To get around, you need to manage that memory differently somehow. You can have your function allocate the memory on the heap, but you'll need to make sure it gets free()'ed at a later date, by your binding. OR, you can write your function so that the binding language passes it a glump of memory to be used.
That's a single threaded code.
In particular: ahocorasick Python extension module (easy_install ahocorasick).
I isolated the problem to a trivial example:
import ahocorasick
t = ahocorasick.KeywordTree()
t.add("a")
When I run it in gdb, all is fine, same happens when I enter these instructions into Python CLI. However, when I try to run the script regularily, I get a segfault.
To make it even weirder, the line that causes segfault (identified by core dump analysis) is a regular int incrementation (see the bottom of the function body).
I'm completely stuck by this moment, what can I do?
int
aho_corasick_addstring(aho_corasick_t *in, unsigned char *string, size_t n)
{
aho_corasick_t* g = in;
aho_corasick_state_t *state,*s = NULL;
int j = 0;
state = g->zerostate;
// As long as we have transitions follow them
while( j != n &&
(s = aho_corasick_goto_get(state,*(string+j))) != FAIL )
{
state = s;
++j;
}
if ( j == n ) {
/* dyoo: added so that if a keyword ends up in a prefix
of another, we still mark that as a match.*/
aho_corasick_output(s) = j;
return 0;
}
while( j != n )
{
// Create new state
if ( (s = xalloc(sizeof(aho_corasick_state_t))) == NULL )
return -1;
s->id = g->newstate++;
debug(printf("allocating state %d\n", s->id)); /* debug */
s->depth = state->depth + 1;
/* FIXME: check the error return value of
aho_corasick_goto_initialize. */
aho_corasick_goto_initialize(s);
// Create transition
aho_corasick_goto_set(state,*(string+j), s);
debug(printf("%u -> %c -> %u\n",state->id,*(string+j),s->id));
state = s;
aho_corasick_output(s) = 0;
aho_corasick_fail(s) = NULL;
++j; // <--- HERE!
}
aho_corasick_output(s) = n;
return 0;
}
There are other tools you can use that will find faults that does not necessarily crash the program.

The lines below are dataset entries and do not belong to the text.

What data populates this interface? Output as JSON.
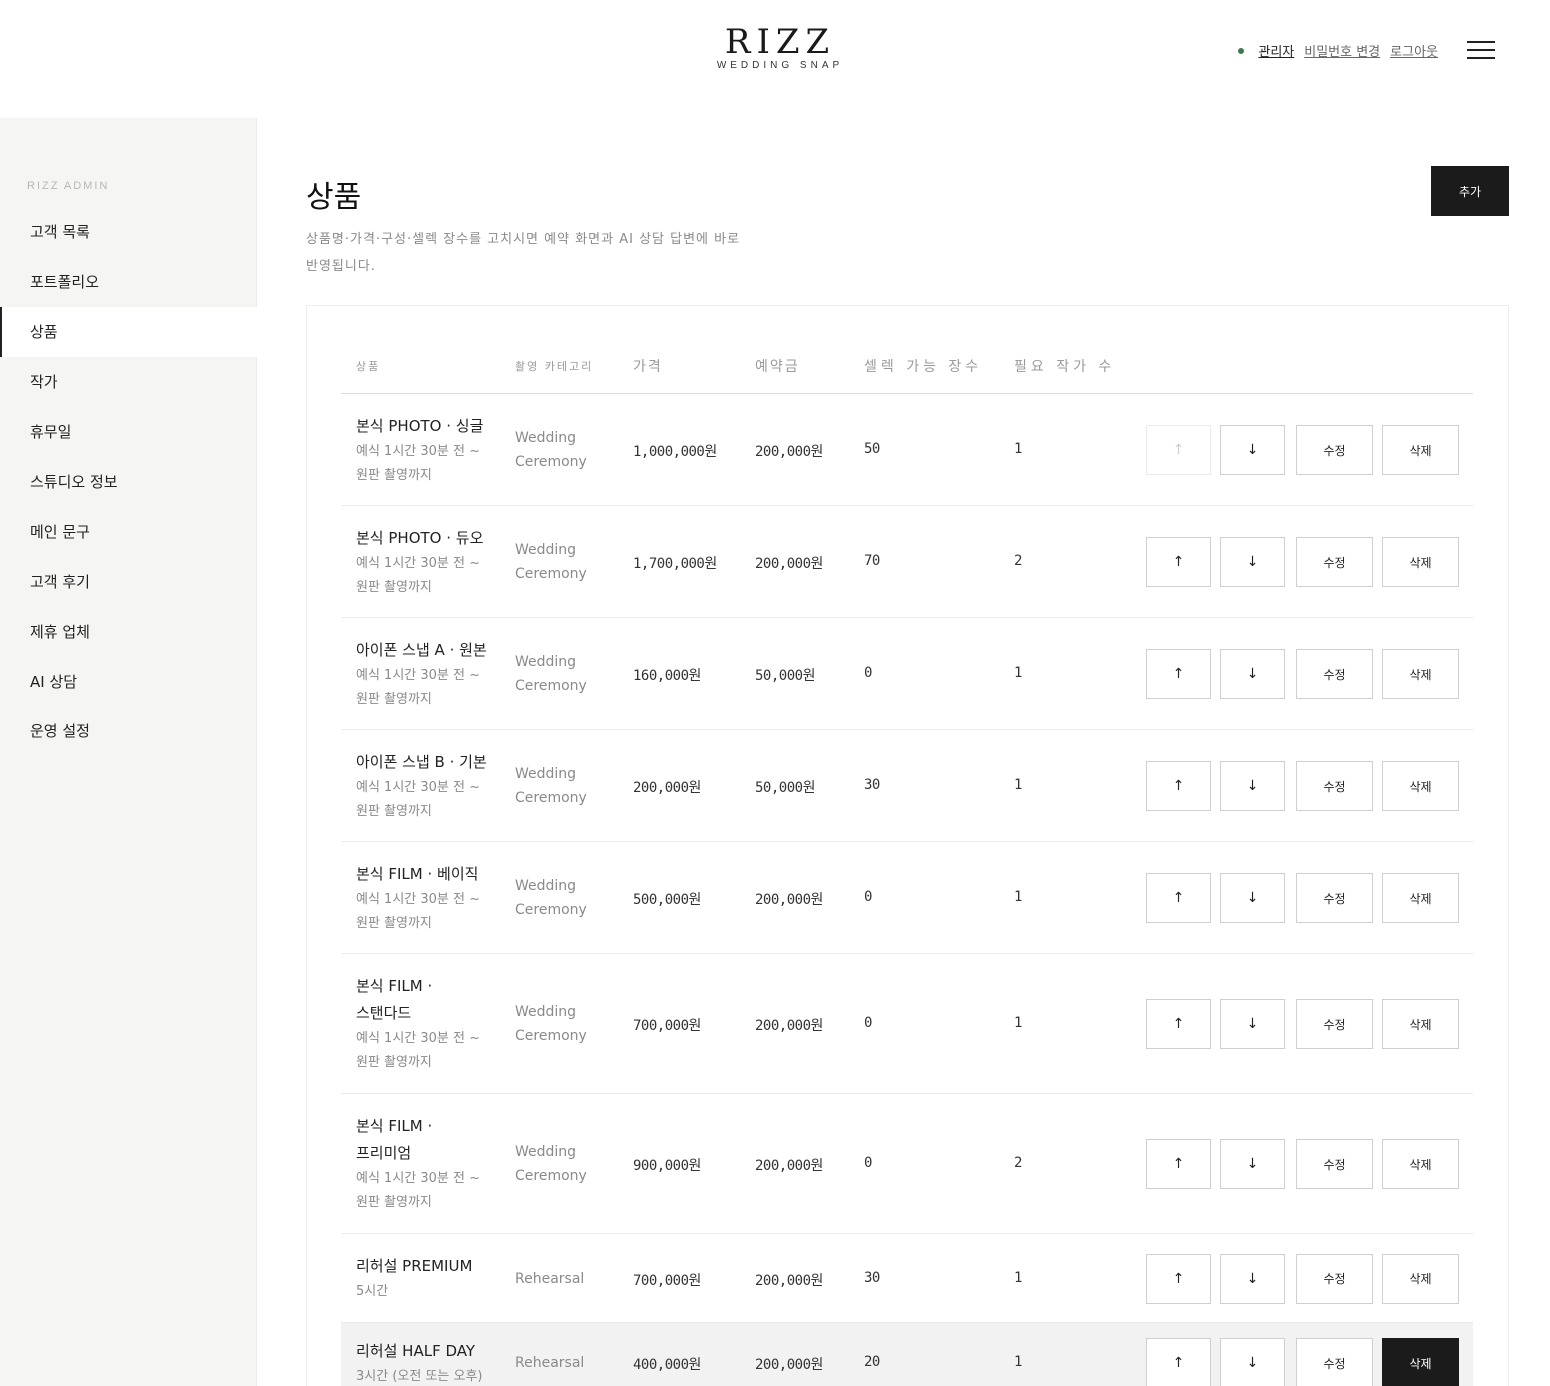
{
  "brand": {
    "name": "RIZZ",
    "tagline": "WEDDING SNAP"
  },
  "top_nav": {
    "admin": "관리자",
    "change_password": "비밀번호 변경",
    "logout": "로그아웃"
  },
  "sidebar": {
    "title": "RIZZ ADMIN",
    "items": [
      {
        "label": "고객 목록"
      },
      {
        "label": "포트폴리오"
      },
      {
        "label": "상품",
        "active": true
      },
      {
        "label": "작가"
      },
      {
        "label": "휴무일"
      },
      {
        "label": "스튜디오 정보"
      },
      {
        "label": "메인 문구"
      },
      {
        "label": "고객 후기"
      },
      {
        "label": "제휴 업체"
      },
      {
        "label": "AI 상담"
      },
      {
        "label": "운영 설정"
      }
    ]
  },
  "page": {
    "title": "상품",
    "desc_line1": "상품명·가격·구성·셀렉 장수를 고치시면 예약 화면과 AI 상담 답변에 바로",
    "desc_line2": "반영됩니다.",
    "add_label": "추가"
  },
  "table": {
    "headers": {
      "product": "상품",
      "category": "촬영 카테고리",
      "price": "가격",
      "deposit": "예약금",
      "select": "셀렉 가능 장수",
      "photographers": "필요 작가 수"
    },
    "up_label": "↑",
    "down_label": "↓",
    "edit_label": "수정",
    "delete_label": "삭제",
    "rows": [
      {
        "name1": "본식 PHOTO · 싱글",
        "name2": "",
        "desc1": "예식 1시간 30분 전 ~",
        "desc2": "원판 촬영까지",
        "cat1": "Wedding",
        "cat2": "Ceremony",
        "price": "1,000,000원",
        "deposit": "200,000원",
        "select": "50",
        "photographers": "1",
        "up_disabled": true
      },
      {
        "name1": "본식 PHOTO · 듀오",
        "name2": "",
        "desc1": "예식 1시간 30분 전 ~",
        "desc2": "원판 촬영까지",
        "cat1": "Wedding",
        "cat2": "Ceremony",
        "price": "1,700,000원",
        "deposit": "200,000원",
        "select": "70",
        "photographers": "2"
      },
      {
        "name1": "아이폰 스냅 A · 원본",
        "name2": "",
        "desc1": "예식 1시간 30분 전 ~",
        "desc2": "원판 촬영까지",
        "cat1": "Wedding",
        "cat2": "Ceremony",
        "price": "160,000원",
        "deposit": "50,000원",
        "select": "0",
        "photographers": "1"
      },
      {
        "name1": "아이폰 스냅 B · 기본",
        "name2": "",
        "desc1": "예식 1시간 30분 전 ~",
        "desc2": "원판 촬영까지",
        "cat1": "Wedding",
        "cat2": "Ceremony",
        "price": "200,000원",
        "deposit": "50,000원",
        "select": "30",
        "photographers": "1"
      },
      {
        "name1": "본식 FILM · 베이직",
        "name2": "",
        "desc1": "예식 1시간 30분 전 ~",
        "desc2": "원판 촬영까지",
        "cat1": "Wedding",
        "cat2": "Ceremony",
        "price": "500,000원",
        "deposit": "200,000원",
        "select": "0",
        "photographers": "1"
      },
      {
        "name1": "본식 FILM ·",
        "name2": "스탠다드",
        "desc1": "예식 1시간 30분 전 ~",
        "desc2": "원판 촬영까지",
        "cat1": "Wedding",
        "cat2": "Ceremony",
        "price": "700,000원",
        "deposit": "200,000원",
        "select": "0",
        "photographers": "1"
      },
      {
        "name1": "본식 FILM ·",
        "name2": "프리미엄",
        "desc1": "예식 1시간 30분 전 ~",
        "desc2": "원판 촬영까지",
        "cat1": "Wedding",
        "cat2": "Ceremony",
        "price": "900,000원",
        "deposit": "200,000원",
        "select": "0",
        "photographers": "2"
      },
      {
        "name1": "리허설 PREMIUM",
        "name2": "",
        "desc1": "5시간",
        "desc2": "",
        "cat1": "Rehearsal",
        "cat2": "",
        "price": "700,000원",
        "deposit": "200,000원",
        "select": "30",
        "photographers": "1"
      },
      {
        "name1": "리허설 HALF DAY",
        "name2": "",
        "desc1": "3시간 (오전 또는 오후)",
        "desc2": "",
        "cat1": "Rehearsal",
        "cat2": "",
        "price": "400,000원",
        "deposit": "200,000원",
        "select": "20",
        "photographers": "1",
        "highlight": true,
        "delete_dark": true
      }
    ]
  }
}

valgrind, electric fence, purify, coverity, and lint-like tools may be able to help you.
You might need to build your own python in some cases for this to be usable. Also, for memory corruption things, there is (or was, haven't built exetensions in a while) a possibility to let python use direct memory allocation instead of pythons own.
Have you tried translating that while loop to a for loop? Maybe there's some subtle misunderstanding with the ++j that will disappear if you use something more intuitive.